His parent frantically withdraw him from the program and they're off to see a whole new raft of doctors.

Yay. Doctors.

He hears rumors at one hospital of another boy with similar problems. He's unpredictably violent, has screaming night terrors, has problems speaking and understanding English, and doesn't seem to recognize his own parents. Refuses, more like. Eren's parents shudder, glad that their son apparently got off easy with whatever this is, and are firm in their denial when Eren asks to meet the other kid.

Eren knows things aren't going to work out at school when he starts a year later. He's been careful to hold his temper in check, to mark out all the entrances and exits and places to hide before the first hours is up. During nap he sits still on his cot and focuses on the breathing exercises Levi taught him. Four in, hold, four out. Every out of place noise makes his twitch though. His blood pumps faster, heating his skin as the steam rises in defense. Preemptive healing.

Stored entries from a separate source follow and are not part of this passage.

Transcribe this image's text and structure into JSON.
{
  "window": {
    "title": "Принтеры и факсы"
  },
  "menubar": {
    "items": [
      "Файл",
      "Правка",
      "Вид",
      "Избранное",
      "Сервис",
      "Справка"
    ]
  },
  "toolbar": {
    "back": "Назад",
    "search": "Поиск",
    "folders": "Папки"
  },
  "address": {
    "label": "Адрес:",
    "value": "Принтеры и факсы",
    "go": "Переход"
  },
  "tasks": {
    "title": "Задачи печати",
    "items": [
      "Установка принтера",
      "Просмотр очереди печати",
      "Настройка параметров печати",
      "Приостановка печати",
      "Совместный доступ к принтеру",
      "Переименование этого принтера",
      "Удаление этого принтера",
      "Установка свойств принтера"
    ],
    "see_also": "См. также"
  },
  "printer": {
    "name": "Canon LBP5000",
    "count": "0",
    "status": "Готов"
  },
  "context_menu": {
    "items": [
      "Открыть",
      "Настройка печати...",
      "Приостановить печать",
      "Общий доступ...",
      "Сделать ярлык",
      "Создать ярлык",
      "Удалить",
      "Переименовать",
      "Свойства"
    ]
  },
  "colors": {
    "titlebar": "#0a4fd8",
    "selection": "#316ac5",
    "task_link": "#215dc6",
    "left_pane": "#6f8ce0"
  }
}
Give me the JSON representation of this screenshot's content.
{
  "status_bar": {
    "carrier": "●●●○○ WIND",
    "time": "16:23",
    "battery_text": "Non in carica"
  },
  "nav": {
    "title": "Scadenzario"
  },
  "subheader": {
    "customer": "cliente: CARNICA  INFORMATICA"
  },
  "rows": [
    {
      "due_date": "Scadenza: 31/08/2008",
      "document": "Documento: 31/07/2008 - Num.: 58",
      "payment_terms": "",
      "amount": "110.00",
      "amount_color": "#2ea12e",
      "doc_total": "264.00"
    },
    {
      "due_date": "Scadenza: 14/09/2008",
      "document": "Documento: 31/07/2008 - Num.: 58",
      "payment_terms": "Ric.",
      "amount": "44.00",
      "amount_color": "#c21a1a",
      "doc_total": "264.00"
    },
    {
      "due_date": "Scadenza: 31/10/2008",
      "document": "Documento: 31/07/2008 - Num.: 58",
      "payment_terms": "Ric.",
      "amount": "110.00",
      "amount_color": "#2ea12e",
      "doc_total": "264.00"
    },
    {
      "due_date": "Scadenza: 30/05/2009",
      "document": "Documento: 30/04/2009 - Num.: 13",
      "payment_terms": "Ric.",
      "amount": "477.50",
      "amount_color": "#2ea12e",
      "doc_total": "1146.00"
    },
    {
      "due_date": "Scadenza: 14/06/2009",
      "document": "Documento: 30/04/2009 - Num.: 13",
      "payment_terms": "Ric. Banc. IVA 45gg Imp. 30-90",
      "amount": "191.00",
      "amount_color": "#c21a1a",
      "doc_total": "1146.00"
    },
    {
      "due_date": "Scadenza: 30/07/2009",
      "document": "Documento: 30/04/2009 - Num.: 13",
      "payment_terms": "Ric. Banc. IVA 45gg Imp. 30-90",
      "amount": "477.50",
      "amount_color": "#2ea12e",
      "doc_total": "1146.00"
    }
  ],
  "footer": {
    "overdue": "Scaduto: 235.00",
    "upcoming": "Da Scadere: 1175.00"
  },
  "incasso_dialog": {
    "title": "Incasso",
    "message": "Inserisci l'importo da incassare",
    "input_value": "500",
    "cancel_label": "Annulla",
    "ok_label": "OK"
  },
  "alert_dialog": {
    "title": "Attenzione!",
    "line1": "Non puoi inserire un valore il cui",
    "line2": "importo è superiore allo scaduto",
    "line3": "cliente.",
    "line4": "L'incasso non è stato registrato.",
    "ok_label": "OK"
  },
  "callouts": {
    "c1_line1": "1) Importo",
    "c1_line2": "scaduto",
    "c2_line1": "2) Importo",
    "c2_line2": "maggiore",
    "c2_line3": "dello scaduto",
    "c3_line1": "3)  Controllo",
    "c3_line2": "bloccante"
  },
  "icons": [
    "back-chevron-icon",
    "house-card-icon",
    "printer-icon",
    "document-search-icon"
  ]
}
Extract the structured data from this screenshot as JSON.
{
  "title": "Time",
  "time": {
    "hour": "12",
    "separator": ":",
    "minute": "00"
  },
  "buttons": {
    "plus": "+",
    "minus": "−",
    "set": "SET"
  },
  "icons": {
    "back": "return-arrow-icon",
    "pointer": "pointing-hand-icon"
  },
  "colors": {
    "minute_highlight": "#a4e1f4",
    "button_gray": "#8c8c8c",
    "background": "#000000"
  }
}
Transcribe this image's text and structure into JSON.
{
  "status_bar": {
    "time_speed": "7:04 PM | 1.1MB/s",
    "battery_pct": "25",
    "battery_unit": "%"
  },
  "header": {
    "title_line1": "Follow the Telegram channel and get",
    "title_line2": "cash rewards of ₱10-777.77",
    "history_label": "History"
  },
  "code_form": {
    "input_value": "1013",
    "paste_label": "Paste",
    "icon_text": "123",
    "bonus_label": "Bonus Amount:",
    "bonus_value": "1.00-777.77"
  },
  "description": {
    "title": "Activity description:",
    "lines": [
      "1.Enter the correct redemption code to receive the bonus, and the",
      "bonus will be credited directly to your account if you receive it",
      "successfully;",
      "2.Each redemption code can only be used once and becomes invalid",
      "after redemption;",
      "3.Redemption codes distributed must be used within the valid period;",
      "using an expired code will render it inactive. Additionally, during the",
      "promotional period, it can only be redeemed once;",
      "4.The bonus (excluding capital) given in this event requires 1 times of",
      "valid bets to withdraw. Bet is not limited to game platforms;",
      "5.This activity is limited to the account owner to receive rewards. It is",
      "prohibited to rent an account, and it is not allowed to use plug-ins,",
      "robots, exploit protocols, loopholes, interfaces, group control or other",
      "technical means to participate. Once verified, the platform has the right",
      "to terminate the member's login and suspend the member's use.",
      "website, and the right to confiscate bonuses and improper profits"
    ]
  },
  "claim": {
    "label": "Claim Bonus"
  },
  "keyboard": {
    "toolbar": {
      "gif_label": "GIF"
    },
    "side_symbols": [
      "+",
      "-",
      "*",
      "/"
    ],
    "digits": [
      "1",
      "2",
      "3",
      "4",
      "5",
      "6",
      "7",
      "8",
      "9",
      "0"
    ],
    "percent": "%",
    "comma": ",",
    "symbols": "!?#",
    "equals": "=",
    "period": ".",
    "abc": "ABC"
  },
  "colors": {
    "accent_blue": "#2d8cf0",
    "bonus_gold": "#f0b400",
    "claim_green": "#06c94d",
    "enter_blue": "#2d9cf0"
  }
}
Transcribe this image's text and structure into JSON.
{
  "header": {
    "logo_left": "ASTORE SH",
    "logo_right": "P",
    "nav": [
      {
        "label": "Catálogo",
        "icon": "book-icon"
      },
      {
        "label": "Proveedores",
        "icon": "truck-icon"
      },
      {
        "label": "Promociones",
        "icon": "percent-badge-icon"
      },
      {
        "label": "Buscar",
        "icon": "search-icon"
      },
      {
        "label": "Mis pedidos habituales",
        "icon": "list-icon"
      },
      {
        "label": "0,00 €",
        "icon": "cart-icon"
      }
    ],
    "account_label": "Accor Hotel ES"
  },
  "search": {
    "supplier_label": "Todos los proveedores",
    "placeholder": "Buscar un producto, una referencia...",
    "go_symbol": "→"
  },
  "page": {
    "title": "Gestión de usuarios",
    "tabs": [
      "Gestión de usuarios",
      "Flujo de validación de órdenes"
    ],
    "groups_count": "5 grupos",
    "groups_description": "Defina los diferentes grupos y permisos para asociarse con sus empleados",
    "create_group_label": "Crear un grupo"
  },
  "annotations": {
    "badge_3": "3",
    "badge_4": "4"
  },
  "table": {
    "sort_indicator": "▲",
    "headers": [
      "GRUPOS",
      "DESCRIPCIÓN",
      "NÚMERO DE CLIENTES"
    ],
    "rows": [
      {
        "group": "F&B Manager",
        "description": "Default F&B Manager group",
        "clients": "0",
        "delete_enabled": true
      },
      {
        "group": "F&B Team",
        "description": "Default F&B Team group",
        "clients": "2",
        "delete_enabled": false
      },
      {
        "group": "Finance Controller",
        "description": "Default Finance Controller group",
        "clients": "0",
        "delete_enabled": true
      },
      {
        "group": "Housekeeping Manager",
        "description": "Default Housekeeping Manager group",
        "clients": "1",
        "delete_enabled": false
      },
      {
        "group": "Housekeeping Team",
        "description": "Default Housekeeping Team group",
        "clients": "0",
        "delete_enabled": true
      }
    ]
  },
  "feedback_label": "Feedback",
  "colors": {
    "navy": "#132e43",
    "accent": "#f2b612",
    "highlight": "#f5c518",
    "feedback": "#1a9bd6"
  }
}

The teachers frown at his behavior. It's unusual to the extreme that a five-year-old will opt for, or even know, meditation when he could be messing around. It's not like Eren is the best behaved kid in class. He twitches and shifts in his seat constantly during any quiet working time. He can't seem to play attention at story time, unless it's a story about the Wall or titans. Then he's still, unnaturally so, soaking up the child-rated information that everyone knows by this point. And his art - his art is disturbing. His teacher is almost scared to give the boy something more refined than crayons by the end of the first week. Page upon page of red and brown, bloodied rust stains and dismembered corpses. Shadows and gunpowder, cannon blasts that can almost be heard as the scene expands from one page to the next. He a good artist, that's to be certain, but it's almost like the art matters less than putting it on paper.

"Well class," the teacher chirps at the start of the second week. "I thought that before we start writing practice we could do a little coloring instead. How does that sound?" There is a cheer from the kids. Eren looks up, slightly apprehensive. He's always a little apprehensive when the teacher changes the schedule. "I want you to draw a picture about what you dreamed last night."

Eren slumps back in his chair. That isn't something he's thought about before. He thought, when the nightmares didn't resurface with the memories, that everything was fine. He's been able to sleep properly for the first time since Wall Maria fell. The paper in front of him sneers back, mocking. Blank and white and pristine. It holds silence under the heavy chatter and clatter from the other kids, white teeth grinning.

"What wrong, Eren?"

And the answer slithers its poisonous, condemning way from between his lips. "I don't dream."